Это продолжается десять, нет, двадцать минут. Рассказываешь, как в очереди не заступился за продавщицу, обсмеянную пьяным созданием из нижних слоев населения. Говоришь, как это было смешно и одновременно трагично – и периферийным зрением замечаешь, как она зевает, прикрывая рот. Выслушав твои сбивчивые мысли, она говорит:
– Не знала, что ты пьешь пиво.
Тебе лишь глухо остается ответить:
– Не пил около восьми лет.
Глупые, глупые создания эти люди. И ты глуп, и она. Ты хочешь чего-то или же вовсе ничего? Рухнуть или же восстать? Смотри, представим, что жизнь твоя через миг закончится – и не останется после тебя ничего. Ну да, та статья из «Геликоона» останется, да и с десяток других, похуже. Рита останется, кивающая, плачущая, все-таки Аня, которая непонятно как себя поведет. Будут похороны, на которых Велин скажет:
– Хороший Миша мужик был!
А Лопанцев поддакнет, эффектно пустив слезу. Да и все. Забудут тебя, Миша, через полчаса – ну, только Рита может иногда станет на могилку приходить и напоминать о том ужасном разе, или же о целых трех; неважно. Стоит ли ради этого умирать? Да вовсе уж нет.
Но представим иначе – ты переживаешь этот миг. И следующий, и с десяток новых, за ним идущих. Что потом-то? Тебе под сорок, жены, родителей, собаки – и той нет. Нет никаких почти умений и навыков, желаний, амбиций… тотальное нечто, затерянное в твоей свободе, которую остальные называют «этой квартирой». Да и называют ли? Да и есть ли эти остальные? Подумай, Миша Громов. Подумай и реши, нужно ли тебе это? Нужно ли тебе хоть что-то?

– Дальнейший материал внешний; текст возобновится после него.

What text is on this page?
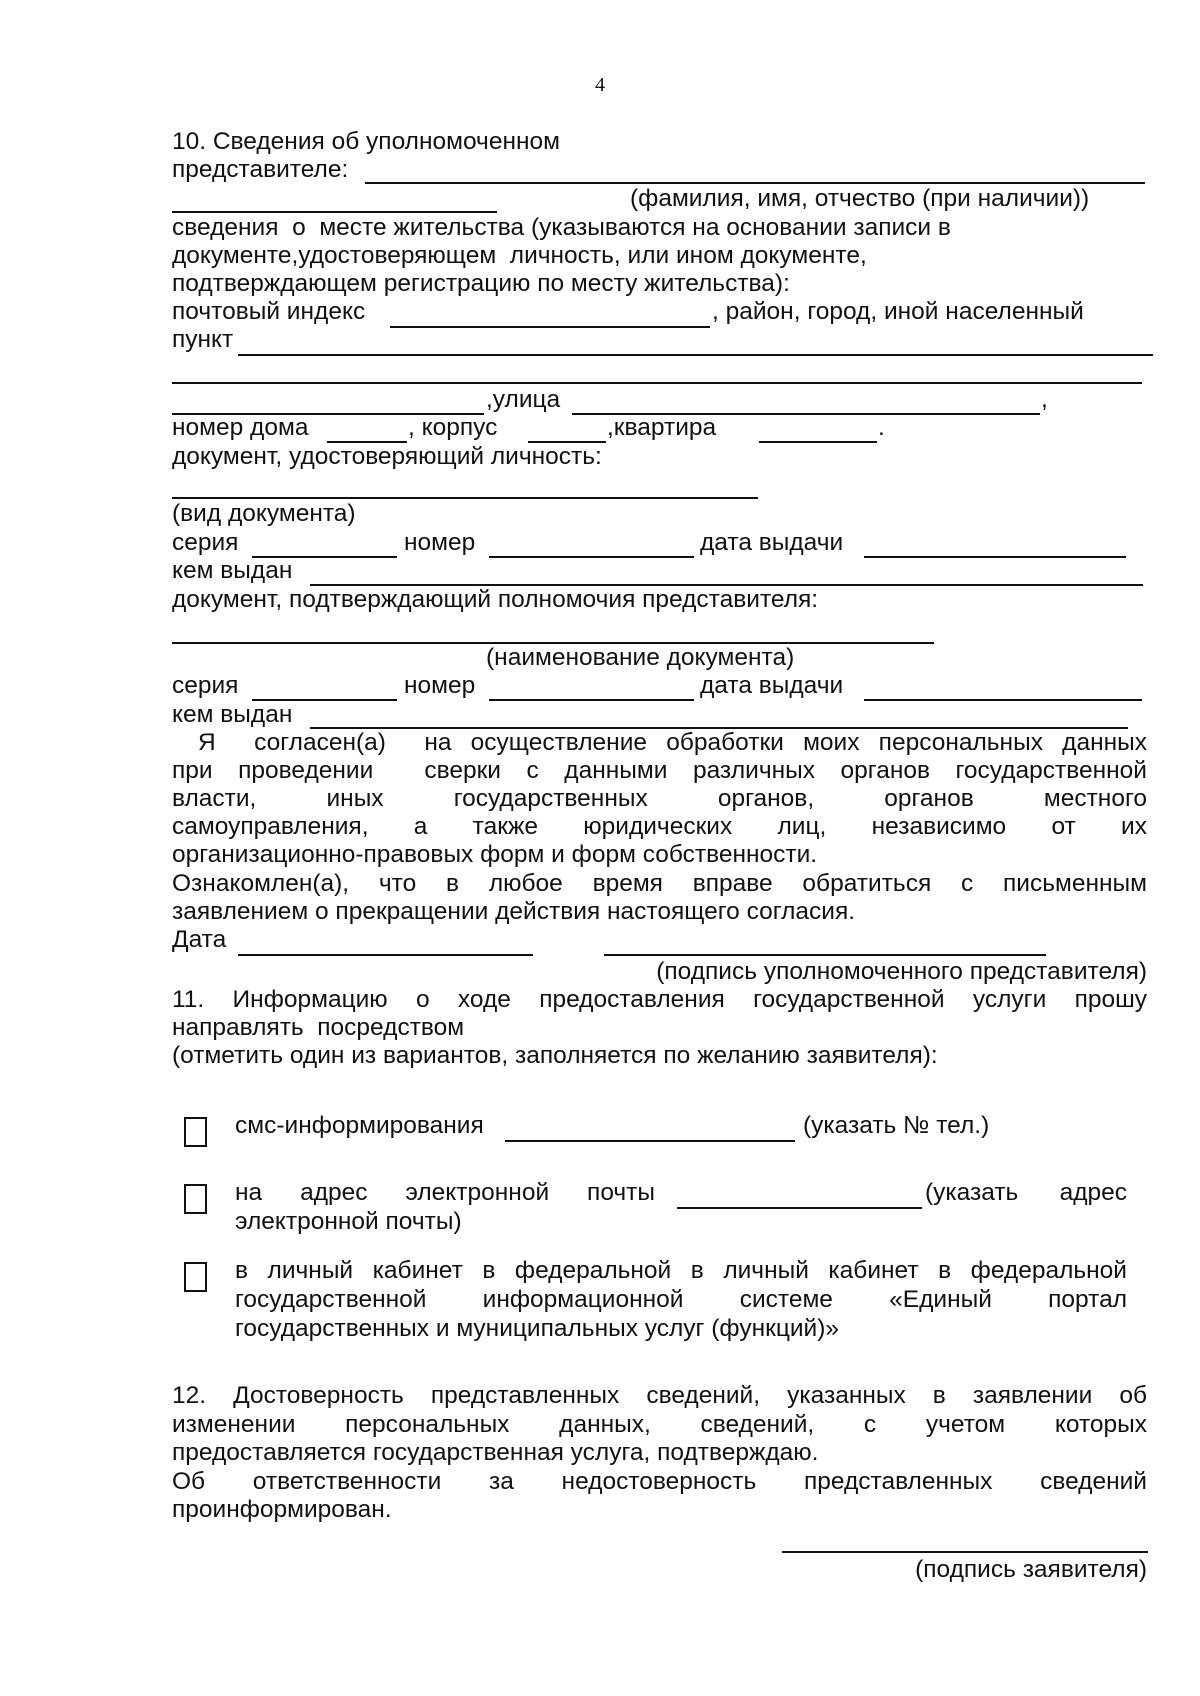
4
10. Сведения об уполномоченном
представителе:
(фамилия, имя, отчество (при наличии))
сведения  о  месте жительства (указываются на основании записи в
документе,удостоверяющем  личность, или ином документе,
подтверждающем регистрацию по месту жительства):
почтовый индекс	, район, город, иной населенный
пункт
,улица	,
номер дома	, корпус	,квартира	.
документ, удостоверяющий личность:
(вид документа)
серия	номер	дата выдачи
кем выдан
документ, подтверждающий полномочия представителя:
(наименование документа)
серия	номер	дата выдачи
кем выдан
Я  согласен(а)  на осуществление обработки моих персональных данных
при проведении  сверки с данными различных органов государственной
власти, иных государственных органов, органов местного
самоуправления, а также юридических лиц, независимо от их
организационно-правовых форм и форм собственности.
Ознакомлен(а), что в любое время вправе обратиться с письменным
заявлением о прекращении действия настоящего согласия.
Дата
(подпись уполномоченного представителя)
11. Информацию о ходе предоставления государственной услуги прошу
направлять  посредством
(отметить один из вариантов, заполняется по желанию заявителя):
смс-информирования	(указать № тел.)
на адрес электронной почты	(указать адрес
электронной почты)
в личный кабинет в федеральной в личный кабинет в федеральной
государственной информационной системе «Единый портал
государственных и муниципальных услуг (функций)»
12. Достоверность представленных сведений, указанных в заявлении об
изменении персональных данных, сведений, с учетом которых
предоставляется государственная услуга, подтверждаю.
Об ответственности за недостоверность представленных сведений
проинформирован.
(подпись заявителя)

Кубики, элементы; советское пространство, ненависть к родителям, Рита и портвейн, маленькое место, названное Лиссабоном, похищение, строительство через дефис созидание, критика, секс, снова критика… вот и все. Теперь еще Аня – глупо отрицать ее причастие кубика; неизвестно, что происходит с тобой и с ней, но она приходит, раздевается, говорит о многом и ничего совсем не говорит; слушает тебя и односложно отвечает; курит твои красно-крепкие и приносит свои; она совсем ничего не знает о прошлом, которое было двадцать, двенадцать или пять тысяч лет назад – почему ты рассказываешь ей о настоящем, Громов? Расскажи ей о Минске. О украденной водке и потере веры, о сжигании, о дождях и автостопе и как однажды ты встретил удивительную перекройку страны где-то там, в выдуманных полях; расскажи ей о Рите, об одном или трех ужасных разах, расскажи ей, пожалуйста, посмотри, что станет: с криком ли убежит, без крика ли? Критик; секс-аллюзия на библейские строки; мотив пива как интерпретации мифологической амброзии в рамках современного…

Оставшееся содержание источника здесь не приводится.